Ninfomanía y satiriasis, ¿la adicción al sexo es real?
Escrito por: Redacción Playboy

 

Nymphomaniac de Lars von Trier encendió las alarmas del universo moralista al mostrar los encuentros eróticos de una joven adicta al sexo. Para las mentes más abiertas fue un crudo y extraño camino en el oscuro cuarto que puede ser esta manía.

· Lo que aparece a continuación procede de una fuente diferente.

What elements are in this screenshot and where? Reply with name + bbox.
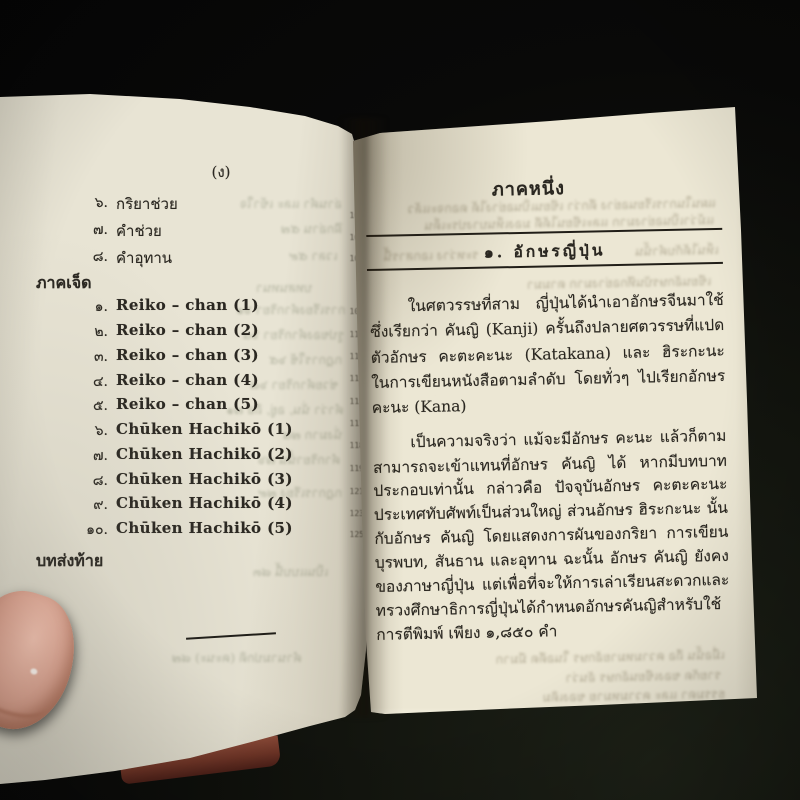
paragraph-line: คะนะ (Kana) (371, 388, 725, 422)
section-heading-part7: ภาคเจ็ด (36, 271, 91, 296)
toc-number: ๙. (54, 494, 108, 516)
toc-label: Reiko – chan (5) (116, 395, 259, 413)
show-through-line: อ่านคำ และ เข้าใจ (240, 194, 342, 214)
thumb-highlight (30, 667, 39, 675)
toc-label: Chūken Hachikō (3) (116, 470, 293, 488)
toc-number: ๖. (54, 192, 108, 214)
toc-label: Reiko – chan (3) (116, 346, 259, 364)
right-page-content: แผนในการเรียนอย่าง ดีกว่า เขียนเป็นอย่าง… (344, 92, 766, 720)
toc-label: Reiko – chan (1) (116, 296, 259, 314)
show-through-line: เวลา ๕๙ (289, 246, 338, 266)
show-through-line: ธรรมดา และ ความหมาย ของเดิม (445, 684, 725, 710)
toc-number: ๑. (54, 296, 108, 318)
right-page: แผนในการเรียนอย่าง ดีกว่า เขียนเป็นอย่าง… (350, 100, 760, 720)
toc-divider-line (186, 632, 276, 639)
show-through-line: รายกัด ของเขียนอักษร อันว่า (391, 665, 721, 692)
show-through-line: เมื่อนั้น ถือ ความหมายอักษร ในอดีต มีมาก (405, 645, 725, 671)
toc-label: Reiko – chan (2) (116, 321, 259, 339)
toc-label: Chūken Hachikō (2) (116, 445, 293, 463)
part-heading: ภาคหนึ่ง (403, 171, 654, 205)
toc-number: ๗. (54, 219, 108, 241)
show-through-line: บทสนทนา (256, 278, 312, 298)
toc-label: กริยาช่วย (116, 192, 178, 216)
toc-number: ๑๐. (54, 519, 108, 541)
toc-number: ๔. (54, 371, 108, 393)
toc-number: ๘. (54, 246, 108, 268)
toc-number: ๕. (54, 395, 108, 417)
toc-label: คำช่วย (116, 219, 162, 243)
toc-label: คำอุทาน (116, 246, 172, 270)
toc-label: Chūken Hachikō (4) (116, 494, 293, 512)
epilogue-heading: บทส่งท้าย (36, 549, 103, 574)
show-through-line: คำนามปกติ (คะนะ) ๘๗ (172, 648, 302, 668)
toc-number: ๓. (54, 346, 108, 368)
edge-page-number: 125 (344, 530, 364, 539)
toc-number: ๒. (54, 321, 108, 343)
toc-number: ๗. (54, 445, 108, 467)
show-through-line: เป็นแบบนี้ ๘๓ (253, 562, 328, 582)
edge-page-number: 123 (344, 509, 364, 518)
toc-number: ๘. (54, 470, 108, 492)
toc-label: Reiko – chan (4) (116, 371, 259, 389)
book-photo-scene: อ่านคำ และ เข้าใจ ฝึกอ่าน ๕๗ เวลา ๕๙ บทส… (0, 0, 800, 800)
show-through-line: กฎการใช้ ๖๕ (269, 350, 342, 370)
show-through-line: ช่วยคำกริยา ๖๘ (250, 375, 338, 395)
page-header: (ง) (193, 160, 249, 184)
paragraph-line: การตีพิมพ์ เพียง ๑,๘๕๐ คำ (376, 615, 730, 649)
show-through-line: ฝึกอ่าน ๕๗ (281, 219, 342, 239)
toc-number: ๖. (54, 420, 108, 442)
toc-label: Chūken Hachikō (5) (116, 519, 293, 537)
toc-label: Chūken Hachikō (1) (116, 420, 293, 438)
edge-page-number: 121 (344, 487, 364, 496)
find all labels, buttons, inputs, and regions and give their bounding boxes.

La condición que inspiró al director danés es retratada a la perfección en una extraña escena. El padre de Joe se encuentra viviendo sus últimos días en un hospital a consecuencia de un agresivo cáncer. La protagonista busca escapar de sus sentimientos negativos y lo logra hacer con encuentros eróticos en las camas de los enfermos. Lo inevitable eventualmente llega y Joe ve morir a su papá; ella derrama una lágrima, pero no nace de su ojo, viene del interior de su falda y recorre sus piernas desnudas.

 

Condiciones reales

La excitación que vive Joe tras ver morir a su padre es extraña para el testigo externo. Anteriormente, el término ninfomanía hacía referencia a las mujeres con exceso de libido, mientras que en los hombres se le llamaba satiriasis; en nuestros días esta condición es conocida como hipersexualidad y sí existe fuera de la mente de un cineasta danés.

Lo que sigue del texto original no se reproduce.